Tommy storms off as Susan, poor about-to-pop Susan who is now attempting to maneuver her huge belly in a way that she is able to re-stock beer, places her hand on my arm in a feeble attempt to calm me down.

I look up and see Tommy in the DJ booth venting to Ryan, and a few moments later Ryan appears behind my bar.

"Don't worry about it, I'll talk to you after work," he says, laughing.

"Just keep that asshole away from my bar, Ryan, or I swear to God." Like most people, I never actually finish the "I swear to God" threat. Some things are better left unsaid.
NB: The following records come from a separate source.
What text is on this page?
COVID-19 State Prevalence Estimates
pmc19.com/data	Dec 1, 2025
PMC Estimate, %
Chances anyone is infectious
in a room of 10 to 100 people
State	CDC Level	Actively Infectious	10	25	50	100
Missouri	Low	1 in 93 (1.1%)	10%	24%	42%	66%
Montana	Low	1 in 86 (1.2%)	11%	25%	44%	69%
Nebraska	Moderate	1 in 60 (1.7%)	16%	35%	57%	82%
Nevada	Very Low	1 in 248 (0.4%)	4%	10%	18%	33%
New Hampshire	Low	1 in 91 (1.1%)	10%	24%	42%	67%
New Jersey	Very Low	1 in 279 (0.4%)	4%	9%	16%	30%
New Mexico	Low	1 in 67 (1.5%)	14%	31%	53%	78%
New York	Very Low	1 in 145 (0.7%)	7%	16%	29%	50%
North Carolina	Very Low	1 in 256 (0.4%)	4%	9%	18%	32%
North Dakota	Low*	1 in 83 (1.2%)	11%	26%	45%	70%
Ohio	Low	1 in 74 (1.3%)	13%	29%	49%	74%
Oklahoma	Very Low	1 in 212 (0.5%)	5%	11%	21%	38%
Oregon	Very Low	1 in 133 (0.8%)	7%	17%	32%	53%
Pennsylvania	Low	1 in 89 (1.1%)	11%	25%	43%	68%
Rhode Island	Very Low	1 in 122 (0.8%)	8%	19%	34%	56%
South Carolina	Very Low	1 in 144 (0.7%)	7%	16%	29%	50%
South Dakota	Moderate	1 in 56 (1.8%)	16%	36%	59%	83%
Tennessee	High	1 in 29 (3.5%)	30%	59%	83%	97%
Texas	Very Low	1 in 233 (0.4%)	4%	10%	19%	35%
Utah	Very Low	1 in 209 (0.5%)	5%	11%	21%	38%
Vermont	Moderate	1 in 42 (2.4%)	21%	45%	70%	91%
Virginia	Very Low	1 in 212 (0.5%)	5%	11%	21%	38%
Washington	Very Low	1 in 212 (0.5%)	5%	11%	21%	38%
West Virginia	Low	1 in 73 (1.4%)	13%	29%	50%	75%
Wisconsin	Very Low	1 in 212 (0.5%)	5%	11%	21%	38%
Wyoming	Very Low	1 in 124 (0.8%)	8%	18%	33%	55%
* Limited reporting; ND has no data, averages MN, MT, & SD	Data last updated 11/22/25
That, and I have never in my life been in an actual physical fight, and would probably get my ass kicked if I ever tried.

"He's taking Savannah to the hospital, he won't be here the rest of the night." Thank God for small miracles.

The night continues on uneventfully, and ends rather profitably for me. As we're all sitting down for our shift drinks Ryan gives me the best news I've heard all night.

"Tommy's fired. He won't be coming back."

I fight the urge to launch into a spontaneous "happy dance." I don't know about the rest of you, but my happy dance is a version of "the percolator" mixed in with a dash of "the one leg up." Very amusing to watch, sometimes painful to perform.

After our little altercation, Tommy huffed into the DJ booth, demanding that I either apologize for not respecting his authority, or be fired. It took all the strength Ryan had not to laugh in his face.

As a nice added bonus, Owner came in the next evening, right after we opened, to reassure me that Tommy was not only fired, but fired for good.

For those of you confused about that last statement, my bar has a slight "revolving door" policy. Employees are sort of like fruit flies---you may think you got rid of them, but a few weeks, or even a month or two, later-there they are. As if they never left.

When I started writing this story, a few weeks earlier, this was the ending. Not so, anymore. In a long, extensive, drawn out drama for the ages, Tommy had become a single father. I've always heard that fatherhood changes you, but was not prepared for the length that it does.

Last weekend Tommy came back to the bar for a little visit. He brought his beautiful son with him, and we had a nice reminisce. When the lights went out and the bar prepared to open, Tommy decided to head home, not wanting to subject his motherless son to an endless supply of breasts without getting the benefit of what they were properly intended for.

"Hey, before I go, there's something that's been bothering me and I wanted to talk to you about it," Tommy said, the conversation taking a serious note. "I'm really sorry about the way I acted the last time I saw you. I was rude and inappropriate and I feel really badly about the whole situation."

I suppose I had a rather stunned look on my face, because he continued. "I was a different person back before my son. It really puts things in perspective, and it always bothered me the way I left things between us. So, anyway, I'm really sorry."

I watched Tommy lovingly wipe the drool from his son's face and carry him out the door. I wish him and his son the best, and hope that, in some way, we are all changed for the better when we have children.

3 Comments:

Anonymous Anonymous said...

Glad to hear that at least one little man has a good man for a father... takes a real man to apologize for screwing up.

4:39 AM  
Blogger Savannah said...

Awww, that was adorable. Even though he was a jerk at the beginning.

You know... I'm not in your shoes, so don't read too much into this, but it seems like you can lose your temper really quick. On the other hand, I wouldn't last a day at your job, and have little to no temper myself, so perhaps I just admire your emotional range. ^^

10:41 PM  
Blogger Jennifer said...

Well, I don't really write a lot about all the touchy feely happy moments I have at my bar. Usually it's just the people that really piss me off that make for the best stories. Trust me, I can lose my temper, but it's not an everytime thing.